As a country with abundant natural resources and the third largest land area in Latin America, Mexico has developed the 15th largest economy in the world and has become the second most industrialized country in Latin America after Brazil.

Mexico’s remarkable period of growth began with the outbreak of the Second World War, when the war effort placed special demands on its economy. During the last four decades, Mexico has achieved one of the highest rates of economic growth in the world.

Gross domestic product (GDP) expanded from US$4.7 billion in 1950 to US$178 billion in current dollars in 1982, when the economy contracted for the first time in 32 years because of the foreign debt crisis. Economic writers have referred to this extraordinary growth as the “Mexican miracle.” Despite one of the world’s highest rates of population growth, per capita income and GDP both decreased from 1983 to 1986, reaching US$1,540 and US$127 billion, respectively, in that year, but had recovered to US$2,375 and US$201 billion by 1989.

The growth in GDP during the period from 1950 to 1980 averaged 6% per year. Growth began to accelerate in the late 1970s, such that between 1978 and 1981, the average rate increased to 8.4%.

This period of remarkable growth was accompanied until 1974 by low inflation and moderate external debt accumulation. The period of single digit inflation ended in 1973.

The impetus to growth derived from the large discoveries of oil and natural gas announced in 1976, indicating that Mexico had the potential to resume its role as a major world oil producer. By year-end 1983, PEMEX, the state oil company, reported that proven hydrocarbon reserves had increased to the equivalent to 72.5 billion barrels and the potential reserves were estimated at 250 billion barrels.

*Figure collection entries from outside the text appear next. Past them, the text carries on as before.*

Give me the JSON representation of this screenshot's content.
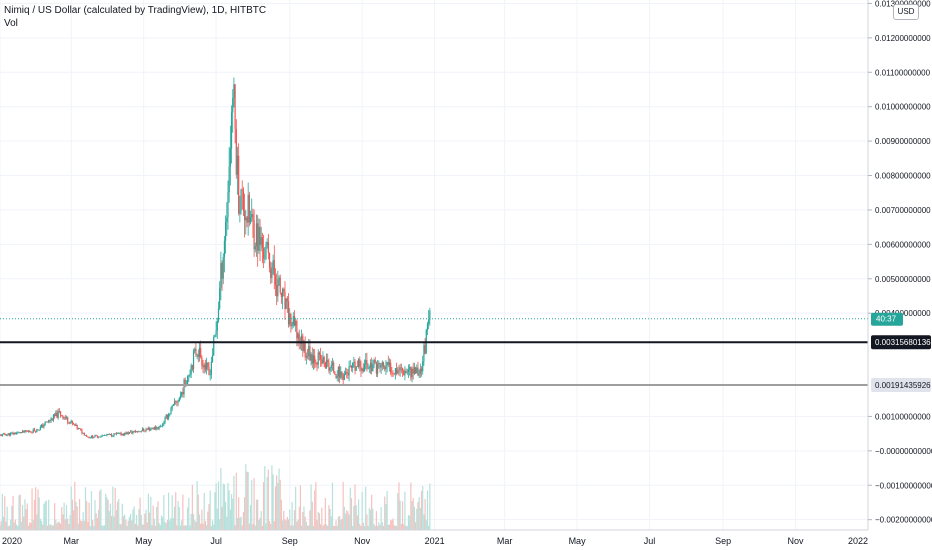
{
  "header": {
    "symbol_line": "Nimiq / US Dollar (calculated by TradingView), 1D, HITBTC",
    "volume_label": "Vol",
    "currency_button": "USD"
  },
  "colors": {
    "up": "#26a69a",
    "down": "#ef5350",
    "vol_up": "#b7e1dc",
    "vol_down": "#f6c1be",
    "grid": "#f0f3fa",
    "axis_text": "#131722",
    "resistance_line": "#131722",
    "support_line": "#9e9e9e",
    "last_price_line": "#26a69a"
  },
  "price_axis": {
    "labels": [
      "0.01300000000",
      "0.01200000000",
      "0.01100000000",
      "0.01000000000",
      "0.00900000000",
      "0.00800000000",
      "0.00700000000",
      "0.00600000000",
      "0.00500000000",
      "0.00400000000",
      "0.00100000000",
      "−0.00000000000",
      "−0.00100000000",
      "−0.00200000000"
    ]
  },
  "time_axis": {
    "labels": [
      "2020",
      "Mar",
      "May",
      "Jul",
      "Sep",
      "Nov",
      "2021",
      "Mar",
      "May",
      "Jul",
      "Sep",
      "Nov",
      "2022"
    ]
  },
  "price_badges": {
    "last_price_countdown": "40:37",
    "resistance": "0.00315680136",
    "support": "0.00191435926"
  },
  "chart_data": {
    "type": "candlestick",
    "x_range": [
      "2020-01-01",
      "2022-01-01"
    ],
    "y_range": [
      -0.0023,
      0.0131
    ],
    "y_ticks": [
      0.013,
      0.012,
      0.011,
      0.01,
      0.009,
      0.008,
      0.007,
      0.006,
      0.005,
      0.004,
      0.001,
      0.0,
      -0.001,
      -0.002
    ],
    "horizontal_lines": [
      {
        "value": 0.00315680136,
        "style": "thick-dark"
      },
      {
        "value": 0.00191435926,
        "style": "thick-grey"
      },
      {
        "value": 0.00384,
        "style": "dotted-last-price"
      }
    ],
    "price_path": [
      {
        "date": "2020-01-01",
        "close": 0.00045
      },
      {
        "date": "2020-02-01",
        "close": 0.0006
      },
      {
        "date": "2020-02-20",
        "close": 0.0011
      },
      {
        "date": "2020-03-15",
        "close": 0.0004
      },
      {
        "date": "2020-04-15",
        "close": 0.0005
      },
      {
        "date": "2020-05-15",
        "close": 0.0007
      },
      {
        "date": "2020-06-01",
        "close": 0.0016
      },
      {
        "date": "2020-06-15",
        "close": 0.003
      },
      {
        "date": "2020-06-25",
        "close": 0.0022
      },
      {
        "date": "2020-07-01",
        "close": 0.0035
      },
      {
        "date": "2020-07-10",
        "close": 0.007
      },
      {
        "date": "2020-07-15",
        "close": 0.0105
      },
      {
        "date": "2020-07-20",
        "close": 0.0075
      },
      {
        "date": "2020-08-01",
        "close": 0.0065
      },
      {
        "date": "2020-08-15",
        "close": 0.0055
      },
      {
        "date": "2020-09-01",
        "close": 0.0038
      },
      {
        "date": "2020-09-15",
        "close": 0.0029
      },
      {
        "date": "2020-10-15",
        "close": 0.0022
      },
      {
        "date": "2020-11-01",
        "close": 0.0025
      },
      {
        "date": "2020-12-01",
        "close": 0.0024
      },
      {
        "date": "2020-12-20",
        "close": 0.0023
      },
      {
        "date": "2020-12-28",
        "close": 0.00384
      }
    ]
  }
}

Almost overnight, the new discoveries converted Mexico into the world’s fourth largest reservoir of petroleum.

Mexico’s economic expansion during the 1970s and early 1980s was fuelled by two sources, the increase in oil production and in external borrowing. Oil production went from 178 million barrels in 1970 to 1,003 million barrels in 1982; external debt, secured by projected oil prices of US$60 per barrel, went from US$16 billion in 1975 to US$86 billion.

The dramatic increase in money supply led to corresponding increases in inflation. The euphoria ended with the collapse of oil prices in 1983, and the economic damage was made more severe by the earthquake in Mexico City in 1985.

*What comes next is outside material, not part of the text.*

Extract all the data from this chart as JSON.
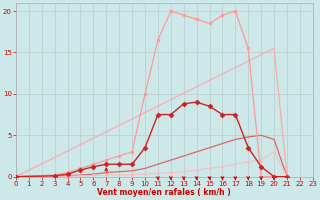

Economic recovery has been prompted by the severe austerity measures that began to be imposed in 1986, the control of inflation and the reduction of state involvement in the industrial sector of the economy. Since 1986, Mexico’s growth of GDP has slowly increased and was estimated at a positive 3% in 1989.

Throughout the economic expansion in the post-Second World War period, a relatively good balance between various sectors of the economy has been maintained. The agricultural, manufacturing and extractive sectors were greatly expanded and modernized. Large investments were made in basic infrastructure involving electric power generation, transportation and communications.

Mexico has a diversified agricultural sector and is an important producer of many agricultural products. Mexico’s equally diversified industrial base includes the second largest steel and ferroalloy industry in Latin America, basic metals and metal products, industrial chemicals, cement, petroleum products, textiles, and transport equipment and other machinery. — From “The Mineral Economy of Mexico,” U.S. Department of the Interior, Bureau of Mines, Washington, D.C.